Planning a Staff Christmas Party? How to avoid The Christmas Party Tax!


It’s the Grinch of end of year celebrations – having to pay Fringe Benefit Tax for putting on a staff Christmas party!

How can I owe tax if I put on a staff Christmas party? Surely you should be able to claim a tax deduction for the expense of dining and wining my entire team?


The ATO doesn’t have a special category for Christmas parties, and “providing entertainment” to your employees can be considered a benefit, which in turn can attract FBT obligations.

The ATO considers “providing entertainment” as the following:

  • providing entertainment by way of food, drink or recreation,
  • providing accommodation or travel in connection with such entertainment, or
  • paying or reimbursing expenses incurred in obtaining something covered by the above points.

As you can see, Christmas parties well and truly hit those criteria.

When does FBT not apply:

  • If the entertainment is provided on a working day,

AND

  • On your business premises,

AND

  • Only used by current employees.


But, can I at least claim a tax deduction for the cost?
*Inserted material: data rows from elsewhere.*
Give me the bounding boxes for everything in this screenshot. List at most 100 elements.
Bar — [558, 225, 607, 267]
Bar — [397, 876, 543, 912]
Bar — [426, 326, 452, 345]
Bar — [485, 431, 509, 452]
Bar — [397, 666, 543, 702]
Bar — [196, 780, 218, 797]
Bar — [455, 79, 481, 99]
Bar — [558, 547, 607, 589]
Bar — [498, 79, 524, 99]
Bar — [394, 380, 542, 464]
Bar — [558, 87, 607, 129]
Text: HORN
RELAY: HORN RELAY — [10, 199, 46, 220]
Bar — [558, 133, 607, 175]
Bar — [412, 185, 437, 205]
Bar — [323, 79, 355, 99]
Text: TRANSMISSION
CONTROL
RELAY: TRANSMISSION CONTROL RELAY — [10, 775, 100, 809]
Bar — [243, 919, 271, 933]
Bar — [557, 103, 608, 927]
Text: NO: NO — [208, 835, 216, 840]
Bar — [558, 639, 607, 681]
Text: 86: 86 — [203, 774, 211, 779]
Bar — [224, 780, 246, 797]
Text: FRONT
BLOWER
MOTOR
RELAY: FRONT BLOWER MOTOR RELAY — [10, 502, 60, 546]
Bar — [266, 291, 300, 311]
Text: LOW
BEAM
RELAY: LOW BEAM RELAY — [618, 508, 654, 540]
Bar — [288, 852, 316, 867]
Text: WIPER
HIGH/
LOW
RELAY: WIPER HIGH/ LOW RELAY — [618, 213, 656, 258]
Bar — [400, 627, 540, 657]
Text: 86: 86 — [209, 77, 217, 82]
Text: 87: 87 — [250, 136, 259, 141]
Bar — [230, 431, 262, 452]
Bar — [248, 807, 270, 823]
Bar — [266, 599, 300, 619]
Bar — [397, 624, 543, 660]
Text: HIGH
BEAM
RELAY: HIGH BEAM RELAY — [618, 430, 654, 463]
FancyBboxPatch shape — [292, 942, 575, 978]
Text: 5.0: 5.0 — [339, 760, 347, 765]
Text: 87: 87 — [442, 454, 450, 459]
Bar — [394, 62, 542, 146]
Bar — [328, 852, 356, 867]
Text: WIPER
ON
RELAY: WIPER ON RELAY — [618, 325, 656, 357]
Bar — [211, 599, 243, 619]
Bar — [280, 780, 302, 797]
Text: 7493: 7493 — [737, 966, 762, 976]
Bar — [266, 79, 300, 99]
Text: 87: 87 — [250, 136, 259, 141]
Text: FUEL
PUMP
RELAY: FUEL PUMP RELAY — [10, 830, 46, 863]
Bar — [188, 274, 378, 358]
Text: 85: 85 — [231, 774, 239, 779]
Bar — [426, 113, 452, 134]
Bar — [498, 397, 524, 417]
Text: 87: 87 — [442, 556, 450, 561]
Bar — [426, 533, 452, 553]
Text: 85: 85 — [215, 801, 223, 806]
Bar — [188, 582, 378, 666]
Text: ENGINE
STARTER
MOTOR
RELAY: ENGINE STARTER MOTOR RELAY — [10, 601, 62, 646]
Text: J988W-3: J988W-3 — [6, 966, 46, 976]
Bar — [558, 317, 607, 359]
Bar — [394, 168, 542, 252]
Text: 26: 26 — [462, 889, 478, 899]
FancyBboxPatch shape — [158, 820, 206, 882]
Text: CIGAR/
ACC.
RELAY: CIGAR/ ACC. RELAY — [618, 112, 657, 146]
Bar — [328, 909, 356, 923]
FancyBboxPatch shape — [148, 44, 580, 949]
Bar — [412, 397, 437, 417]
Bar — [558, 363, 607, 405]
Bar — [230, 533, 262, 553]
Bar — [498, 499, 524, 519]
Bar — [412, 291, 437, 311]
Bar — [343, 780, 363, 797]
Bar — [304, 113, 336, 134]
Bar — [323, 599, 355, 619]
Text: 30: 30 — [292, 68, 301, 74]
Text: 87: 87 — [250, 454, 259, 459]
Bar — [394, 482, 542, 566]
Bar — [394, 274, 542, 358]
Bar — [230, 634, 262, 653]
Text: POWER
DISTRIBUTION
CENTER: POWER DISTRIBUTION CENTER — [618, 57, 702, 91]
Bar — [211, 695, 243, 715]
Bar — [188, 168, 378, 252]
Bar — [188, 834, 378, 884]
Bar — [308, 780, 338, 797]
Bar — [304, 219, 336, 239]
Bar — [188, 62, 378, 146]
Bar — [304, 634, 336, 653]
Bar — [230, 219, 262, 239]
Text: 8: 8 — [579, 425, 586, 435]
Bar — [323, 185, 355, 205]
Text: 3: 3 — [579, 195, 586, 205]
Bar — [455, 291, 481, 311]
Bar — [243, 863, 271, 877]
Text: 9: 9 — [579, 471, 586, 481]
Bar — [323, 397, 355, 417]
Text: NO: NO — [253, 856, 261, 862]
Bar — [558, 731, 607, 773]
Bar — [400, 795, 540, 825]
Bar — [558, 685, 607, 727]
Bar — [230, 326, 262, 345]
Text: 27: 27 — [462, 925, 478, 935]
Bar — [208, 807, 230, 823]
The cost of providing a Christmas party is income tax deductible only to the extent that it is subject to FBT. That means any costs that are exempt from FBT can’t be claimed as an income tax deduction (this is why it’s important to talk to a professional).

It’s worth noting that the costs of entertaining clients (rather than staff) are not subject to FBT, but are also not income tax deductible.


Location Matters - Examples from the ATO: 

Your “Christmas Party Tax” obligations will differ depending on whether the party is held on business premises or not. Holding your Christmas party offsite somewhere like a restaurant, will bring about a taxable fringe benefit for employees and any family or friends they bring along, unless the benefits are considered “exempt minor benefits”. See the examples below for a direct comparison.

 

Example 1 – The party is held on business premises

“A small manufacturing company decides to have a party on its business premises on a working day before Christmas. The company provides food, beer and wine.”

The implications for the employer in this situation would be...

If…
Then…
current employees only attend
there are no FBT implications as it is an exempt property benefit.
current employees and their associates attend at a cost of $180 per head
  • for employees – there are no FBT implications as it is an exempt property benefit, and the minor benefit exemption could also apply*
  • for associates – there are no FBT implications as the minor benefit exemption applies.*
 
current employees, their associates and some clients attend at a cost of $365 per head
  • for employees – there are no FBT implications as it is an exempt property benefit
  • for associates – a taxable fringe benefit will arise as the value is equal to or more than $300
  • for clients – there is no FBT payable and no income tax deduction.
 

 

Example 2 – The party is held offsite

“Another company decides to hold its Christmas function at a restaurant on a working day before Christmas and provides meals, drinks and entertainment.”

 The implications for the employer in this situation would be...

If…
Then…
current employees only attend at a cost of $195 per head
there are no FBT implications as the minor benefits exemption applies.*
current employees and their associates attend at a cost of $180 per head
there are no FBT implications as the minor benefits exemption applies.*
current employees, their associates and clients attend at a cost of $365 per head
  • for employees – a taxable fringe benefit will arise
  • for associates – a taxable fringe benefit will arise, and
  • for clients – there is no FBT payable and the cost of providing the entertainment is not income tax deductible.
 

* Where the benefits are indicated as qualifying for the minor benefits exemption, it is on the basis that the necessary conditions have been satisfied.

There are so many different tax circumstances that can arise, depending on the nature of your staff events. And that applies all year round, not just with Christmas parties.

We highly recommend you talk to your tax agent about the impact staff functions can have on tax.